Oklahoma softball: Patty Gasso exploring playing softball at OU football stadium

NORMAN, OK - OCTOBER 29: Oklahoma Sooners fans wait to enter the east side of the stadium before the game against the Kansas Jayhawks October 29, 2016 at Gaylord Family-Oklahoma Memorial Stadium in Norman, Oklahoma. (Photo by Brett Deering/Getty Images)
NORMAN, OK - OCTOBER 29: Oklahoma Sooners fans wait to enter the east side of the stadium before the game against the Kansas Jayhawks October 29, 2016 at Gaylord Family-Oklahoma Memorial Stadium in Norman, Oklahoma. (Photo by Brett Deering/Getty Images)

As the most dominant program in college softball over the past decade, the No. 1-ranked Oklahoma softball team plays before capacity crowds every time it plays at home at Marita Hynes Field in Norman.

The two-time defending national champion Sooners have not lost a game at home since the pandemic-shortened 2020 season and have lost just twice at Marita Hynes Field in the last five season. OU’s home record over that time is an almost unbelievable 92-2.

Oklahoma will play its last home game at Marita Hynes Field during the NCAA Norman Regional this spring, which the Sooners will host May 19-21.

Next season, the Sooners will move into all-new $27 million Love’s Field, which will more than double the seating capacity for Oklahoma softball from around 1,300 currently to over 3,000. That may still be too small for the demand created to see one of college softball all-time great programs in action.

A little over a month ago, Oklahoma hosted the opening game of its weekend series with Texas at USA Softball Hall of Fame Stadium in Oklahoma City. The game set an NCAA attendance record for a softball game. A crowd of nearly 9,000 attended that game, eclipsing the previous NCAA record of 5,724 set by Fresno State in a 2000 game against Arizona State.

That got Sooner head coach of 29 years Patty Gass daring to dream and dream big. She had learned about the Nebraska volleyball program scheduling a game this coming August to be played in Memorial Stadium, home of the Nebraska football team.
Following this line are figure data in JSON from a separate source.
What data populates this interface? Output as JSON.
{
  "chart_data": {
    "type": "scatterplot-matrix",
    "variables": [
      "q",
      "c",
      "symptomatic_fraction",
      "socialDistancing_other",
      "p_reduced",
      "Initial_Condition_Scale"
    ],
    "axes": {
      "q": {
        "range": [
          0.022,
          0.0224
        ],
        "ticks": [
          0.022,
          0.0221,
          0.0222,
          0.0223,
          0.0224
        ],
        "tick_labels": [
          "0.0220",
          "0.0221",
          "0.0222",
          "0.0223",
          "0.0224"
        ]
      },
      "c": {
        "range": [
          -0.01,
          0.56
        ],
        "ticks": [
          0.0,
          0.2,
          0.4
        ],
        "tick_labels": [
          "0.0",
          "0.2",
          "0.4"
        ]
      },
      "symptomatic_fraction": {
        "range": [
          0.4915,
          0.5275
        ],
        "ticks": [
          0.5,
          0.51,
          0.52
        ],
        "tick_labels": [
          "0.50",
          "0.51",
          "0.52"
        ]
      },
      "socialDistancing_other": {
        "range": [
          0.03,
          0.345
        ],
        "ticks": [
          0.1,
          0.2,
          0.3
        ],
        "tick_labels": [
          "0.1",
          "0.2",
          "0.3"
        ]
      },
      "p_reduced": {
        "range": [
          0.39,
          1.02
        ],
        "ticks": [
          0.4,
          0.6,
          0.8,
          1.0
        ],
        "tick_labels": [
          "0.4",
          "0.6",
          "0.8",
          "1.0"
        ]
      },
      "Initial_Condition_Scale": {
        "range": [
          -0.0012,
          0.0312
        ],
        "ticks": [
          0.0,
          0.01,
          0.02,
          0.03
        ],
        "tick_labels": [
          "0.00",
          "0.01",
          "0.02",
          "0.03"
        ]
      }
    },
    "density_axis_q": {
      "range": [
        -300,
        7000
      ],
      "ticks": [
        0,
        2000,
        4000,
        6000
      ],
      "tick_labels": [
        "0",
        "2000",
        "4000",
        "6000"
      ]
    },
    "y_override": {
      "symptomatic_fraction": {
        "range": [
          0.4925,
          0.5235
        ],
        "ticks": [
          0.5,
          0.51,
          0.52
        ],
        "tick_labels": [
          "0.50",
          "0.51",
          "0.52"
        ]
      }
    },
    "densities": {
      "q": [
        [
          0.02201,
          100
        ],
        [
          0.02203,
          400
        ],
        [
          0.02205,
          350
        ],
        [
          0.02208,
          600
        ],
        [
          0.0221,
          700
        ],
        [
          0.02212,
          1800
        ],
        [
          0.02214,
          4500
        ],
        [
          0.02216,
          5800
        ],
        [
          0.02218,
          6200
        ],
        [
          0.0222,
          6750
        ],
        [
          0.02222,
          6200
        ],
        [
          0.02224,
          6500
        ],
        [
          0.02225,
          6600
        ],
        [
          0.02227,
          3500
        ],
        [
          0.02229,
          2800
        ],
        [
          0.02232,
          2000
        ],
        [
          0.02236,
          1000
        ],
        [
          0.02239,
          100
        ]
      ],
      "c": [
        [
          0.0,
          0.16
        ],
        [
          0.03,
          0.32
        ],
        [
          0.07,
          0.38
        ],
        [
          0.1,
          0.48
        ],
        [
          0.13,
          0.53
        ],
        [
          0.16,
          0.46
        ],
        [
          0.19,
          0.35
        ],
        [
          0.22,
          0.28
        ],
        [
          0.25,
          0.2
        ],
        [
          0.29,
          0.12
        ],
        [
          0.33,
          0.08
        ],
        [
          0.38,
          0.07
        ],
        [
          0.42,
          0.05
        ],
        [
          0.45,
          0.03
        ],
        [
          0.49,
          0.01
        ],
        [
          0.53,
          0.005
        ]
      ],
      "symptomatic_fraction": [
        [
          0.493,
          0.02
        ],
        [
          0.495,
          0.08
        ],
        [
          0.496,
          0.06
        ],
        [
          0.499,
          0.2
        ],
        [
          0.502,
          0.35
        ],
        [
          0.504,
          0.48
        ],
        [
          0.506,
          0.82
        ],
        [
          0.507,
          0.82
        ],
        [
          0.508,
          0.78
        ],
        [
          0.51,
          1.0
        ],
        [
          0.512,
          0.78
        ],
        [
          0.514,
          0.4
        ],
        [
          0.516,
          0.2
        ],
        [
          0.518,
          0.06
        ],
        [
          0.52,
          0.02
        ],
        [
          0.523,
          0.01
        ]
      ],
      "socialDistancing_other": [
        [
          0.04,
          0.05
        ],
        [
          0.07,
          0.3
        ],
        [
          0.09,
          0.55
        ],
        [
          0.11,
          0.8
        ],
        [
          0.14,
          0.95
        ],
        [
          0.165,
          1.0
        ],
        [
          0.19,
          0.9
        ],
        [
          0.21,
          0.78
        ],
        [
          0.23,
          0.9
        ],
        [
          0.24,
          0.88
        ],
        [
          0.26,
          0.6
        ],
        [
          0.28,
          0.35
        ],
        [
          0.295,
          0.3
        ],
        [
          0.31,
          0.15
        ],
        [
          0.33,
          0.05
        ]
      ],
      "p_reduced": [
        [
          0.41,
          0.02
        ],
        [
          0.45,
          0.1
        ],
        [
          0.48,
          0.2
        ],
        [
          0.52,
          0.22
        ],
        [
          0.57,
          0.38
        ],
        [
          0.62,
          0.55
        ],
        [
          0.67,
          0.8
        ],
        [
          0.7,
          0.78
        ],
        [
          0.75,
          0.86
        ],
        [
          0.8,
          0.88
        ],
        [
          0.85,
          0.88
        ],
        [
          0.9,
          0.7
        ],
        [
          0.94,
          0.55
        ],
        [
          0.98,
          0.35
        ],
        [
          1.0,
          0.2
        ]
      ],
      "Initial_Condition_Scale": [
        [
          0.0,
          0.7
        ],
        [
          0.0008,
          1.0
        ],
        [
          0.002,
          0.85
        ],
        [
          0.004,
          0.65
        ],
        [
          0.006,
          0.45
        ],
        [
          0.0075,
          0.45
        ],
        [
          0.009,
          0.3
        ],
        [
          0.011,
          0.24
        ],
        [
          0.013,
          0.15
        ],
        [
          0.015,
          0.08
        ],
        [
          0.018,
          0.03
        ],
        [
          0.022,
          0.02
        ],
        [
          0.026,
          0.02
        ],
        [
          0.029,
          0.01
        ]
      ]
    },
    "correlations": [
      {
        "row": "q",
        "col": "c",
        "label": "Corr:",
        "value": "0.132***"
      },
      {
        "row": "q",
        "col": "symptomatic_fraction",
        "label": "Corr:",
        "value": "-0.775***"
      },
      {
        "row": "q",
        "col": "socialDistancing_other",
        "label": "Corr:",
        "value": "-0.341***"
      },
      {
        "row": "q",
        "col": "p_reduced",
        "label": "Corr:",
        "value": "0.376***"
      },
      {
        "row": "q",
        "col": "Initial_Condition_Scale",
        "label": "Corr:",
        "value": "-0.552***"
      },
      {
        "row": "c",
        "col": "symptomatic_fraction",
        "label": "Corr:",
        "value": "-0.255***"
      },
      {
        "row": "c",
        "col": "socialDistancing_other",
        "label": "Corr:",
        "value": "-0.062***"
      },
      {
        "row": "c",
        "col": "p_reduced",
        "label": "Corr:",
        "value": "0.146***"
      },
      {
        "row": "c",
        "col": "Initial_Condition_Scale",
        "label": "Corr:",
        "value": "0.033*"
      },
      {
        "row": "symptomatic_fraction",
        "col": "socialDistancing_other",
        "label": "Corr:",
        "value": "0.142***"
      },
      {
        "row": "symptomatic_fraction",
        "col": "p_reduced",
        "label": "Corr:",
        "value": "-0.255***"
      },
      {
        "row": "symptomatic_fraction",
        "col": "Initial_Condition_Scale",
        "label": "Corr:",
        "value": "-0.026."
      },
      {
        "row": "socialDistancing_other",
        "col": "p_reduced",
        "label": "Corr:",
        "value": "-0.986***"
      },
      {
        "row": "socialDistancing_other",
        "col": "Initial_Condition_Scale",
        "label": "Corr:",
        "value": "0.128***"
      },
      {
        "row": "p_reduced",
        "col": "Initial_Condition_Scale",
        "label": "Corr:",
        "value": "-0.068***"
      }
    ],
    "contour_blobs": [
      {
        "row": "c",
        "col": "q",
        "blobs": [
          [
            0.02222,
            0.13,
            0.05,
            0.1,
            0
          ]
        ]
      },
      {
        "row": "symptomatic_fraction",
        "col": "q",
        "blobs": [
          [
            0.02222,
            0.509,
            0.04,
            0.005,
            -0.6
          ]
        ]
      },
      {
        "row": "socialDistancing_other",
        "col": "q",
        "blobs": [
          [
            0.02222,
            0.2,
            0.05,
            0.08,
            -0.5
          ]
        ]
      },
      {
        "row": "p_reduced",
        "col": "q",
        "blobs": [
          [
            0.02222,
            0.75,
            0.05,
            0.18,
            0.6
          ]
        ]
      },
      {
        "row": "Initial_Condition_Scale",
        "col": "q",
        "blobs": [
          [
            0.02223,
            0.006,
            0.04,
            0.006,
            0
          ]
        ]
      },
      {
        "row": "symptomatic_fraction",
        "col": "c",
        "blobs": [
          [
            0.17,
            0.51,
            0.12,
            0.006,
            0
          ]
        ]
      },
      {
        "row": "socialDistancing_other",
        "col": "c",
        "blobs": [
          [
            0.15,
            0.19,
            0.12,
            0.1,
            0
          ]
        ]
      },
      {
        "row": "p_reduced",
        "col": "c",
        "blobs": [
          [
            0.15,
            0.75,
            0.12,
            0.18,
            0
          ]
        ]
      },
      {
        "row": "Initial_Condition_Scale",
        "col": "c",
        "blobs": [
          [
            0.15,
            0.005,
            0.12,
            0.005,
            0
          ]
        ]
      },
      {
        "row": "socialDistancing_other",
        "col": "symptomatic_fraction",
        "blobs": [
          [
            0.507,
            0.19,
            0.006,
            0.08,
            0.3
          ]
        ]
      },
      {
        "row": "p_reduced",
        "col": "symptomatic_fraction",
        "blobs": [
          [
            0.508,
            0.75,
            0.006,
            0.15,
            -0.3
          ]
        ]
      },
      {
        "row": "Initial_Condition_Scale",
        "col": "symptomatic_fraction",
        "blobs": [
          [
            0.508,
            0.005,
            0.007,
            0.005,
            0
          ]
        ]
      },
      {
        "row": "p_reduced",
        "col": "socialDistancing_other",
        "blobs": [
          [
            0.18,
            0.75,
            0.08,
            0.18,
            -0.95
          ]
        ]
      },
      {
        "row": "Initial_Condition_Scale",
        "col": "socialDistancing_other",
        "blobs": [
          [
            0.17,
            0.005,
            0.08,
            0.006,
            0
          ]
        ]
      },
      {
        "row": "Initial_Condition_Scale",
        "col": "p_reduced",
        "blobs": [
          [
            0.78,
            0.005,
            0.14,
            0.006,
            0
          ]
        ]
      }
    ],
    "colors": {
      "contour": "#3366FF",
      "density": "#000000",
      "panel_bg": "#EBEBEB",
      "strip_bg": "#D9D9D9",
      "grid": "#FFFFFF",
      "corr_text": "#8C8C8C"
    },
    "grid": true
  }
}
That stadium has 85,000 seats, and the school sold 82,400 tickets within 48 hours for the August volleyball match.

In addressing the OU capacity crowd during Senior Day last Sunday, Gasso said:

“If you’re looking at what we’re capable of, women’s volleyball at Nebraska is putting a court on the middle of their football field, and they’ve sold 80,000 tickets for that.

“So you know what my next conversation with (athletic director) Joe Castiglione is going to be,” she said.

It certainly is an interesting proposition, and there probably is little doubt the athletic department would be able to pack the palace for a Sooner softball game. But there are a host of obstacles to such a notion become a reality, not the least of which is fitting a regulation softball field within the confines of Owen Field.

In the meantime, Gasso and the Oklahoma football has unfinished business to take care of in the 2023 season. The Sooners are at Oklahoma State on the final weekend of the regular season sporting a nation-best 46-1 record and having clinched their 11th consecutive Big 12 regular-season championship.

Next week OU will eye winning its 11th straight Big 12 Tournament championship and earning the conference’s automatic berth to a 29th straight NCAA Softball Championship with hopes for a third consecutive national crown, something that only one other school (UCLA in 1988-90) has achieved.